Verso la fine dell’ottocento gli archeologi rinvenirono un affresco che non riproduceva un porticciolo o una caccia o una Venere. Era qualcosa di diverso. La scena che mostrava questo affresco era un arena, precisamente un anfiteatro. L’anfiteatro riprodotto nell’affresco era quello di Pompei. Era stato appena scoperto il celebre affresco della “Rissa nell’anfiteatro”.
Gli storici capirono subito cosa stava riproducendo quell’affresco. Era la raffigurazione di ciò che raccontava Tacito negli “Annales” Lo storico romano scrisse di quando un certo Livineio Regolo organizzò uno spettacolo di gladiatori a Pompei. A quei giochi parteciparono tante persone di Nuceria. Raccontò di come gli spettatori delle due fazioni si odiassero e di come cominciarono a insultarsi “con l’insolenza tipica dei provinciali”. E scrisse che, dalle parole, si passò presto ai fatti. Ne seguì una furiosa rissa. E tanti di Nuceria non tornarono a casa.

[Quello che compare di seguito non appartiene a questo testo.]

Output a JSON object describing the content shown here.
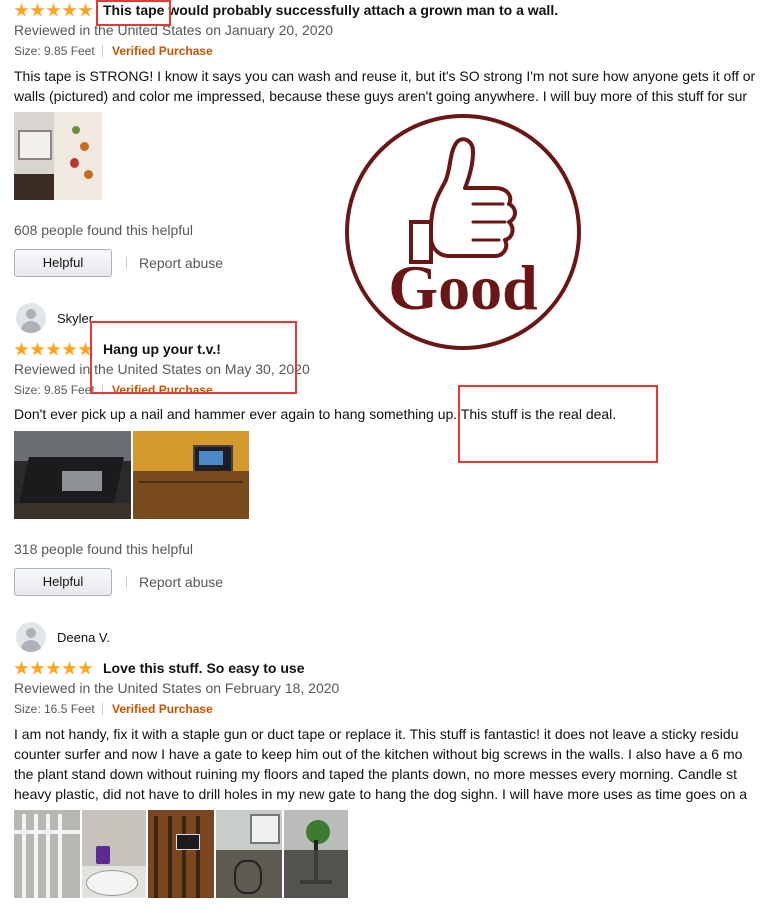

La rissa nell’anfiteatro pompeiano fu determinata certamente dalla profonda rivalità tra Nocerini e Pompeiani, originata ed incrementata da motivi politici ed anche economici, frammisti a sentimenti, risentimenti e rancori: lo spettacolo gladiatorio divenne l’occasione, o il pretesto, per sfogare la violenza. Posto che evidentemente nell’anfiteatro erano state portate delle armi, considerati le proporzioni che assunse la contesa e il fatto che all’esilio furono condannati appunto non il solo Livineio Regolo ma anche altre persone che vennero riconosciute colpevoli di avere provocato il tumulto, già sulla base del racconto di Tacito e dei pochi ulteriori riscontri disponibili sino al 2017 sull’episodio si poteva porre il sospetto che personaggi appartenenti alle classi più danneggiate dalla politica coloniale di Nerone avessero voluto approfittare della presenza di molti Nocerini per attaccarli, o che tra gli spettatori vi fossero degli “infiltrati” intervenuti proprio per dar loro man forte e/o per provocare e sobillare gli animi.
Tutto ciò avvenne nel 59 d.C., duemila ottantanove anni fa. Quell’affresco esiste ancora, è tappa obbligata per i visitatori del Museo Archeologico Nazionale di Napoli. Documenta il primo episodio noto, al mondo, di violenza in uno stadio.